Tous les métiers et les formations initiales en île-de-France

Tous les métiers et les formations initiales en île-de-France

Cécile Auffret

Technicienne de l'intervention sociale et familiale, Ile-de-France
Date de l'interview : 01/02/2008

Il est important d'acquérir une maturité suffisante pour avoir la patience et la distance nécessaires au travail social de proximité.

En se réorientant vers le métier de technicienne de l'intervention sociale et familiale (TISF), Cécile Auffret a découvert une profession humainement très riche dont elle nous dévoile les différentes facettes.

Quel est votre parcours ?

Autodidacte, j'ai exercé différents métiers sans diplôme : serveuse, vendeuse, attachée commerciale, puis secrétaire pendant 15 ans. A 42 ans, j'ai engagé une reconversion professionnelle.

Quel parcours avez-vous suivi pour devenir TISF ?

Je cherchais une formation courte débouchant sur un diplôme d'Etat dans le domaine social, avec une polyvalence de compétences.
Ma formation au diplôme d'Etat de TISF a duré moins de 2 ans (ndlr : ce diplôme se prépare en 18 ou 24 mois selon l'organisme de formation choisi). En plus des techniques de soins et d'hygiène dans la maison, j'ai acquis des connaissances en pédagogie, droit, sociologie et psychologie. J'ai travaillé sur des projets en partant du quotidien qui est à la fois lieu et temps d'apprentissage. J'ai aussi étudié la méthodologie et le partenariat avec d'autres professionnels du social et du médical.

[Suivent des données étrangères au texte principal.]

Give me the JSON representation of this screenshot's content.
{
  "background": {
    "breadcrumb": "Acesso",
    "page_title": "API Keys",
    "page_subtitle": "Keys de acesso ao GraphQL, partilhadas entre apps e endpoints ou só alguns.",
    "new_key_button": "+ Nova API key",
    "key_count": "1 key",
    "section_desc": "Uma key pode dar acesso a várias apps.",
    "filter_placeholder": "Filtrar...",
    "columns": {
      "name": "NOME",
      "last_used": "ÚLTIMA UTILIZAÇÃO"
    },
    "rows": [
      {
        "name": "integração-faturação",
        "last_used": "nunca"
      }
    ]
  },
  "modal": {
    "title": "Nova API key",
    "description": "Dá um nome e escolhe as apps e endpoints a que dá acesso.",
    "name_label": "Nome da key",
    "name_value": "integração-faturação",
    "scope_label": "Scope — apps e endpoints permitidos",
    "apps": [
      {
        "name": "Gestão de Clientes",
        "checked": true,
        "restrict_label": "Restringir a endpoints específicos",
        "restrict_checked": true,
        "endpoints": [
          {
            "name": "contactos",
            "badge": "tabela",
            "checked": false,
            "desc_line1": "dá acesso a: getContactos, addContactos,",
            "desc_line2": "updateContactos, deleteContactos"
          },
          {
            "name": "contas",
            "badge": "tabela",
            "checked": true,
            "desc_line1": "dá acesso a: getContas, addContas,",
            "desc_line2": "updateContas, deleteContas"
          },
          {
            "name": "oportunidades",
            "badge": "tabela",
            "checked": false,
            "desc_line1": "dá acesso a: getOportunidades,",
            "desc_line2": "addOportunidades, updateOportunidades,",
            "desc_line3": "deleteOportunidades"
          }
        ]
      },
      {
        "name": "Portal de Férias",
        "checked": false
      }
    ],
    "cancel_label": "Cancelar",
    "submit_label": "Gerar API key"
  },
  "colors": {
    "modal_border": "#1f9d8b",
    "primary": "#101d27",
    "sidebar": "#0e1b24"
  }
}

Quel est votre emploi actuel ?

Je travaille aujourd'hui pour une association d'aide aux familles en difficulté. Missionnée pour quelques mois à la CAF, l'Aide sociale à l'enfance et la CPAM, j'apporte aux familles un soutien pratique et psychologique pour traverser une période de changement de vie (naissance de jumeaux, maladie, accident, handicap, précarité, etc.).
Deux à trois fois par semaine, je me rends au domicile d'une famille pour 4 à 8 h de travail. Ensemble, nous rédigeons un projet et choisissons le moyen de le réaliser. Je transmets des savoir-faire : organiser son temps et son espace, gérer son budget, l'alimentation, l'hygiène, se faire obéir des enfants, leur offrir des loisirs, se soigner, effectuer des démarches administratives... afin d'amener les personnes vers l'autonomie.

Quelles sont les principales difficultés que vous rencontrez ?

Parfois le travail est très physique : lorsque les personnes sont malades, par exemple, j'effectue à la fois le nursing, le ménage et les courses. Certaines situations sont dramatiques. Mon écoute est très importante pour ceux qui se confient et m'aide à mieux les comprendre. Mais il faut savoir prendre du recul et être solide psychiquement pour ne pas "porter" les problèmes des autres.

Qu'est-ce qui vous plaît le plus dans ce métier ?

J'aime apporter du lien qui restaure l'identité et l'estime de soi des personnes souffrant de précarité et d'isolement. J'accompagne en me situant à égalité avec la personne, sans pouvoir ni autorité sur elle, ce qui lui donne confiance. Je fais souvent appel à ma créativité face au peu de moyens.

Quelles sont les principales qualités attendues ?

Les apprentissages que je pratique se situant sur le lieu de vie des personnes, je dois être respectueuse, discrète, patiente et pédagogue. Il faut de l'ouverture d'esprit, de la tolérance pour dépasser ses préjugés et comprendre d'autres cultures, d'autres visions de la vie héritées de parcours personnels.

Quels conseils auriez-vous envie de donner à des jeunes ?

Il est important d'acquérir une maturité suffisante pour avoir la patience et la distance nécessaires au travail social de proximité. Avant de trouver un équilibre de vie, les personnes dont je m'occupe rencontrent des obstacles, font des erreurs, ont besoin d'étapes, de rechutes même. Leurs réussites comme leurs échecs leur appartiennent. Je dois respecter le temps dont elles ont besoin et les choix qu'elles font, même s'ils me semblent inappropriés. J'accompagne seulement un bout de temps et de chemin.

Comment voyez-vous l'évolution de votre métier ?

En dehors des services sociaux et d'aide à la personne, de nouveaux débouchés s'ouvrent aux TISF : les centres d'hébergement en urgence, les foyers de vie pour personnes handicapées, les maisons de retraite, etc. D'autres structures seraient susceptibles d'apprécier nos apports spécifiques : l'école pour établir un lien plus facile avec les familles, les bailleurs de locataires en difficultés financières et sociales, l'hôpital pour les séjours fréquents dus aux maladies de longue durée, la prison pour faciliter le projet de sortie des détenus, etc.